Twenty minutes later and chub rub has arrived with avengence. Two naked thighs rubbing together and they are making a fire. Ouch. FFS. I remember watching something on morning telly about creating a thigh gap – it involved leaning slightly back and pushing your knees apart as if you were riding a horse. I try that and it does work though perhaps I do look a little ‘special’ to anyone walking past.
I get to Tesco determined to be healthy and regain my youthful figure. I have given up slimming world but as I bought a pass for ten million years I still am on the Facebook page – a cursory glance this morning revealed a suggested breakfast (and this is no joke) of a brussel sprout omelette so I think I made the right decision. I am thinking that maybe I will become a vegetarian or gluten free or maybe lactose free instead. Something like that. So I go a walk down the intolerant aisle and peruse the shelves. It is a little confusing so I just get chickpeas as I know for definate veggies like them and my fruit. And some mini magnums because they are tiny and reduced and I convince myself I can manage to just have one a night and not the full box in one day. Then I realise I’ve forgotten a feckin bag. The mountains and mountains of feckin environmentally friendly bags at £2 each that sit behind the door and in my car ready to be used remain there as always. I cannot buy plastic bags ever since seeing Blue Planet and the Mummy Whale that would not let go of its baby that had died due to suffocating with our waste plastic. My hormones take over and I start to well up remembering it – I wave away the shop assistants look of concern. I buy another £3.50 hessian bag to add to my collection. I then remember I was sad the night before watching I, Daniel Blake and the lady with no money for tampons. So as I have had no period for a couple of months (could this finally be it….) I buy some ‘feminine protection’ to fling in the foodbank bucket. . Go out to get Sweet Dog and realise I have forgotten the feckin yogurt. Back in again while Not so Sweet Dog goes ballistic thinking she has been abandoned. WOOF WOOF WOOF YOWL YOWL – it’s not a great alarm call I appreciate – but I am sure the occupants of the nearby houses would not want to waste the day by sleeping.
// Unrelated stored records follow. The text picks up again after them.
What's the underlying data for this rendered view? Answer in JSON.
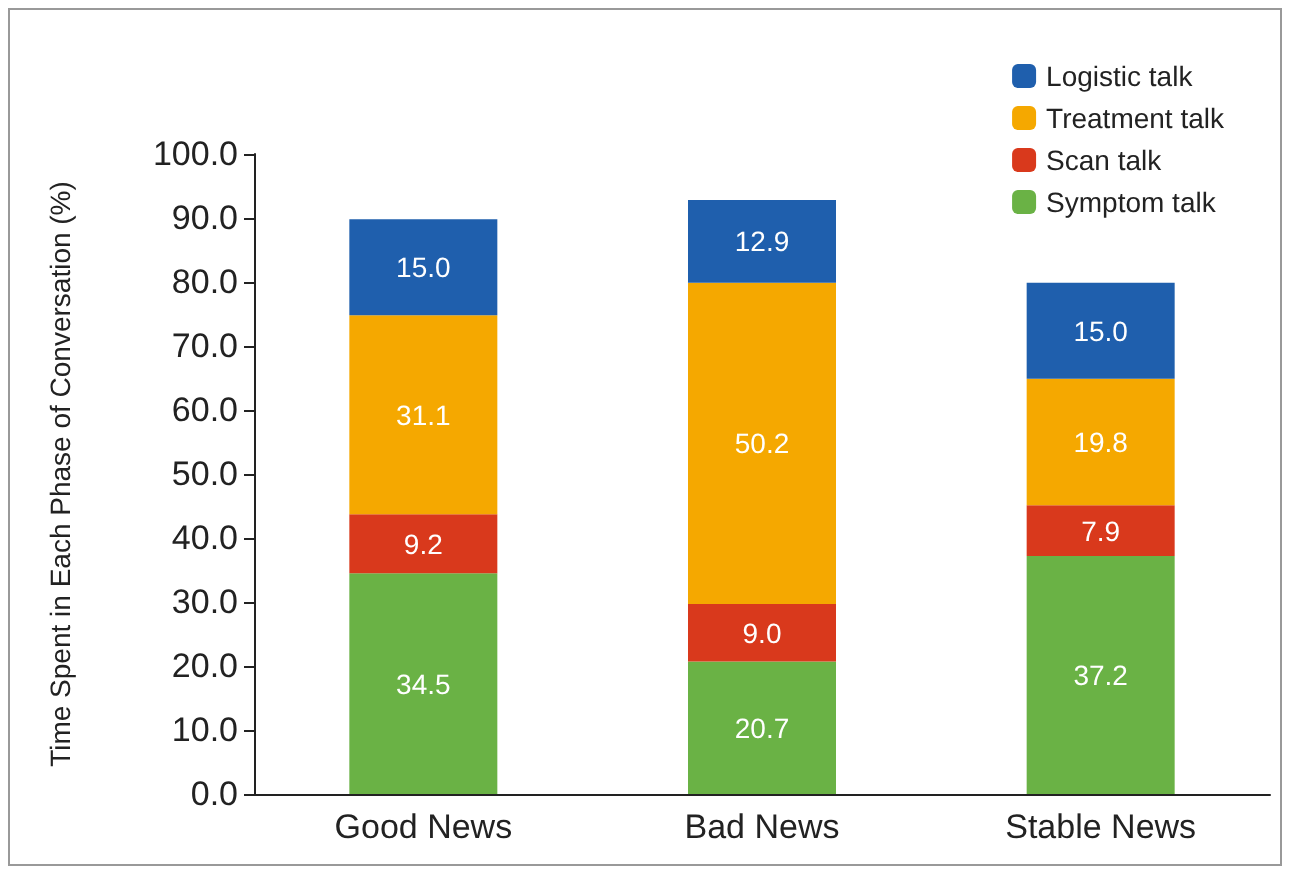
{
  "chart_data": {
    "type": "bar",
    "stacked": true,
    "ylabel": "Time Spent in Each Phase of Conversation (%)",
    "categories": [
      "Good News",
      "Bad News",
      "Stable News"
    ],
    "series": [
      {
        "name": "Symptom talk",
        "color": "#6ab245",
        "values": [
          34.5,
          20.7,
          37.2
        ],
        "value_labels": [
          "34.5",
          "20.7",
          "37.2"
        ]
      },
      {
        "name": "Scan talk",
        "color": "#d9391c",
        "values": [
          9.2,
          9.0,
          7.9
        ],
        "value_labels": [
          "9.2",
          "9.0",
          "7.9"
        ]
      },
      {
        "name": "Treatment talk",
        "color": "#f5a800",
        "values": [
          31.1,
          50.2,
          19.8
        ],
        "value_labels": [
          "31.1",
          "50.2",
          "19.8"
        ]
      },
      {
        "name": "Logistic talk",
        "color": "#1f5fad",
        "values": [
          15.0,
          12.9,
          15.0
        ],
        "value_labels": [
          "15.0",
          "12.9",
          "15.0"
        ]
      }
    ],
    "ylim": [
      0,
      100
    ],
    "yticks": [
      {
        "value": 0,
        "label": "0.0"
      },
      {
        "value": 10,
        "label": "10.0"
      },
      {
        "value": 20,
        "label": "20.0"
      },
      {
        "value": 30,
        "label": "30.0"
      },
      {
        "value": 40,
        "label": "40.0"
      },
      {
        "value": 50,
        "label": "50.0"
      },
      {
        "value": 60,
        "label": "60.0"
      },
      {
        "value": 70,
        "label": "70.0"
      },
      {
        "value": 80,
        "label": "80.0"
      },
      {
        "value": 90,
        "label": "90.0"
      },
      {
        "value": 100,
        "label": "100.0"
      }
    ],
    "grid": false,
    "legend": "top right"
  }
}
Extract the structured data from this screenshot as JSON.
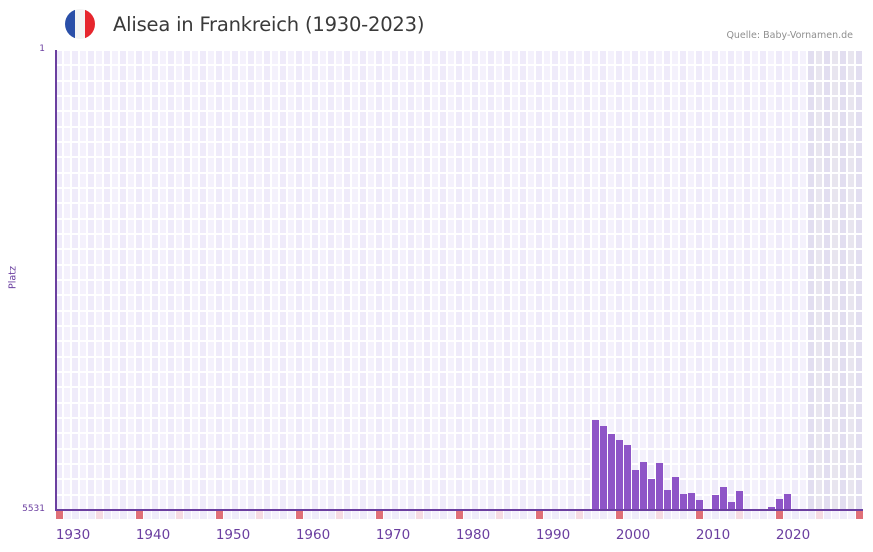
{
  "header": {
    "flag_icon": "france-flag-icon",
    "flag_colors": [
      "#2a4fa8",
      "#f4f4f4",
      "#e6262d"
    ],
    "title": "Alisea in Frankreich (1930-2023)",
    "source": "Quelle: Baby-Vornamen.de"
  },
  "colors": {
    "bar": "#8e55c7",
    "axis": "#6b3fa0",
    "grid_a": "#efebfa",
    "grid_b": "#f4f1fc",
    "future_a": "#e2def0",
    "future_b": "#e8e5ef",
    "marker_decade": "#e07078",
    "marker_half": "#f6dbe2"
  },
  "chart_data": {
    "type": "bar",
    "title": "Alisea in Frankreich (1930-2023)",
    "xlabel": "",
    "ylabel": "Platz",
    "y_inverted": true,
    "ylim": [
      1,
      5531
    ],
    "yticks": [
      "1",
      "5531"
    ],
    "xlim": [
      1930,
      2030
    ],
    "xticks": [
      "1930",
      "1940",
      "1950",
      "1960",
      "1970",
      "1980",
      "1990",
      "2000",
      "2010",
      "2020"
    ],
    "grid": true,
    "future_shaded_from": 2024,
    "categories": [
      1997,
      1998,
      1999,
      2000,
      2001,
      2002,
      2003,
      2004,
      2005,
      2006,
      2007,
      2008,
      2009,
      2010,
      2012,
      2013,
      2014,
      2015,
      2019,
      2020,
      2021
    ],
    "series": [
      {
        "name": "Platz",
        "values": [
          4449,
          4521,
          4617,
          4689,
          4749,
          5050,
          4954,
          5158,
          4966,
          5291,
          5134,
          5339,
          5327,
          5411,
          5351,
          5255,
          5435,
          5303,
          5495,
          5399,
          5339
        ]
      }
    ]
  }
}
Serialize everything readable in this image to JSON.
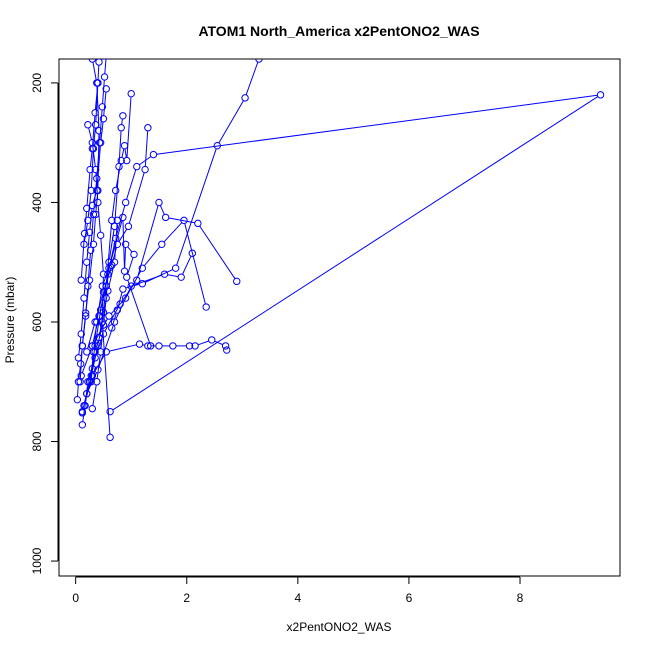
{
  "chart_data": {
    "type": "line",
    "title": "ATOM1 North_America x2PentONO2_WAS",
    "xlabel": "x2PentONO2_WAS",
    "ylabel": "Pressure (mbar)",
    "xlim": [
      -0.3,
      9.8
    ],
    "ylim": [
      1025,
      160
    ],
    "y_reversed": true,
    "x_ticks": [
      0,
      2,
      4,
      6,
      8
    ],
    "x_tick_labels": [
      "0",
      "2",
      "4",
      "6",
      "8"
    ],
    "y_ticks": [
      200,
      400,
      600,
      800,
      1000
    ],
    "y_tick_labels": [
      "200",
      "400",
      "600",
      "800",
      "1000"
    ],
    "color": "#0000ff",
    "grid": false,
    "legend": "none",
    "series": [
      {
        "points": [
          [
            0.03,
            730
          ],
          [
            0.05,
            700
          ],
          [
            0.09,
            670
          ],
          [
            0.12,
            640
          ],
          [
            0.18,
            590
          ],
          [
            0.22,
            540
          ],
          [
            0.27,
            480
          ],
          [
            0.32,
            420
          ],
          [
            0.38,
            360
          ],
          [
            0.43,
            300
          ],
          [
            0.48,
            240
          ],
          [
            0.52,
            190
          ],
          [
            0.55,
            155
          ]
        ]
      },
      {
        "points": [
          [
            0.12,
            750
          ],
          [
            0.25,
            700
          ],
          [
            0.35,
            640
          ],
          [
            0.45,
            580
          ],
          [
            0.58,
            520
          ],
          [
            0.72,
            460
          ],
          [
            0.9,
            400
          ],
          [
            1.1,
            340
          ],
          [
            1.4,
            320
          ],
          [
            9.45,
            220
          ],
          [
            0.62,
            750
          ]
        ]
      },
      {
        "points": [
          [
            0.15,
            740
          ],
          [
            0.3,
            690
          ],
          [
            0.55,
            650
          ],
          [
            1.15,
            637
          ],
          [
            1.3,
            640
          ],
          [
            1.5,
            640
          ],
          [
            1.75,
            640
          ],
          [
            2.05,
            640
          ],
          [
            2.15,
            640
          ],
          [
            2.45,
            630
          ],
          [
            2.7,
            640
          ],
          [
            2.72,
            647
          ]
        ]
      },
      {
        "points": [
          [
            0.2,
            720
          ],
          [
            0.4,
            680
          ],
          [
            0.7,
            600
          ],
          [
            1.0,
            540
          ],
          [
            1.2,
            536
          ],
          [
            1.8,
            510
          ],
          [
            2.55,
            305
          ],
          [
            3.05,
            225
          ],
          [
            3.3,
            160
          ]
        ]
      },
      {
        "points": [
          [
            0.25,
            700
          ],
          [
            0.35,
            660
          ],
          [
            0.5,
            620
          ],
          [
            0.8,
            570
          ],
          [
            1.1,
            530
          ],
          [
            1.5,
            400
          ],
          [
            1.62,
            425
          ],
          [
            2.2,
            435
          ],
          [
            2.9,
            532
          ]
        ]
      },
      {
        "points": [
          [
            0.1,
            690
          ],
          [
            0.3,
            640
          ],
          [
            0.6,
            590
          ],
          [
            0.9,
            560
          ],
          [
            1.2,
            510
          ],
          [
            1.55,
            470
          ],
          [
            1.95,
            430
          ],
          [
            2.35,
            575
          ]
        ]
      },
      {
        "points": [
          [
            0.2,
            650
          ],
          [
            0.35,
            600
          ],
          [
            0.5,
            550
          ],
          [
            0.65,
            505
          ],
          [
            0.75,
            470
          ],
          [
            0.95,
            440
          ],
          [
            1.25,
            345
          ],
          [
            1.3,
            275
          ]
        ]
      },
      {
        "points": [
          [
            0.3,
            640
          ],
          [
            0.42,
            590
          ],
          [
            0.55,
            540
          ],
          [
            0.65,
            430
          ],
          [
            0.72,
            380
          ],
          [
            0.82,
            330
          ],
          [
            0.88,
            305
          ],
          [
            0.92,
            330
          ],
          [
            1.0,
            218
          ]
        ]
      },
      {
        "points": [
          [
            0.05,
            660
          ],
          [
            0.1,
            620
          ],
          [
            0.15,
            560
          ],
          [
            0.2,
            500
          ],
          [
            0.25,
            450
          ],
          [
            0.3,
            405
          ],
          [
            0.38,
            380
          ],
          [
            0.45,
            300
          ],
          [
            0.5,
            260
          ],
          [
            0.55,
            210
          ]
        ]
      },
      {
        "points": [
          [
            0.3,
            745
          ],
          [
            0.38,
            700
          ],
          [
            0.45,
            650
          ],
          [
            0.5,
            605
          ],
          [
            0.55,
            560
          ],
          [
            0.6,
            500
          ],
          [
            0.7,
            440
          ],
          [
            0.78,
            340
          ],
          [
            0.82,
            275
          ],
          [
            0.85,
            255
          ]
        ]
      },
      {
        "points": [
          [
            0.08,
            700
          ],
          [
            0.12,
            640
          ],
          [
            0.18,
            585
          ],
          [
            0.25,
            530
          ],
          [
            0.32,
            470
          ],
          [
            0.36,
            420
          ],
          [
            0.4,
            380
          ],
          [
            0.42,
            280
          ],
          [
            0.38,
            200
          ],
          [
            0.3,
            160
          ]
        ]
      },
      {
        "points": [
          [
            0.28,
            700
          ],
          [
            0.32,
            650
          ],
          [
            0.38,
            600
          ],
          [
            0.48,
            540
          ],
          [
            0.6,
            510
          ],
          [
            0.85,
            425
          ],
          [
            0.88,
            515
          ],
          [
            0.9,
            470
          ],
          [
            1.05,
            487
          ],
          [
            0.92,
            525
          ],
          [
            1.35,
            640
          ]
        ]
      },
      {
        "points": [
          [
            0.65,
            610
          ],
          [
            0.75,
            580
          ],
          [
            0.85,
            545
          ],
          [
            1.6,
            520
          ],
          [
            1.9,
            525
          ],
          [
            2.1,
            485
          ]
        ]
      },
      {
        "points": [
          [
            0.22,
            270
          ],
          [
            0.3,
            300
          ],
          [
            0.36,
            345
          ],
          [
            0.4,
            400
          ],
          [
            0.45,
            455
          ],
          [
            0.5,
            520
          ],
          [
            0.48,
            600
          ],
          [
            0.62,
            793
          ]
        ]
      },
      {
        "points": [
          [
            0.15,
            470
          ],
          [
            0.22,
            430
          ],
          [
            0.28,
            380
          ],
          [
            0.32,
            310
          ],
          [
            0.36,
            270
          ],
          [
            0.4,
            200
          ],
          [
            0.42,
            165
          ]
        ]
      },
      {
        "points": [
          [
            0.1,
            530
          ],
          [
            0.16,
            452
          ],
          [
            0.2,
            410
          ],
          [
            0.26,
            345
          ],
          [
            0.3,
            310
          ],
          [
            0.35,
            250
          ],
          [
            0.4,
            200
          ]
        ]
      },
      {
        "points": [
          [
            0.12,
            772
          ],
          [
            0.2,
            720
          ],
          [
            0.28,
            690
          ],
          [
            0.4,
            640
          ],
          [
            0.58,
            548
          ],
          [
            0.7,
            500
          ],
          [
            0.75,
            430
          ]
        ]
      },
      {
        "points": [
          [
            0.12,
            752
          ],
          [
            0.17,
            740
          ],
          [
            0.22,
            700
          ],
          [
            0.3,
            678
          ],
          [
            0.35,
            650
          ],
          [
            0.42,
            626
          ],
          [
            0.5,
            584
          ],
          [
            0.55,
            540
          ]
        ]
      }
    ]
  }
}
And finally I head home doing my John Wayne walk to keep my thighs apart. I think of how I will lay breakfast out in the garden and how lovely it will be to sit in the sun with our healthy breakfast. I arrive back to that amazing smell of sizzling bacon. Oh my days!!! I love my partner. Smiling above the frying pan full of lovely lovely thick smoked back bacon with a pile of white bread thick with lurpack at the side just waiting. I put the fruit in the veg rack where it will stay til it goes off and fruit flies start to circulate and grab the ketchup. I’ve had a good walk so I am due a wee treat. I can always go vegetarian another time.
Then the devil gets a hold of me -and I post a picture of my big bacon sandwich and the magnums on our slimming word page just under the aubergine and sweet pea wrapped in a lettuce leaf with the simple caption ‘Feck It – You only live once’.
Which is true. But if you do it right – once is enough!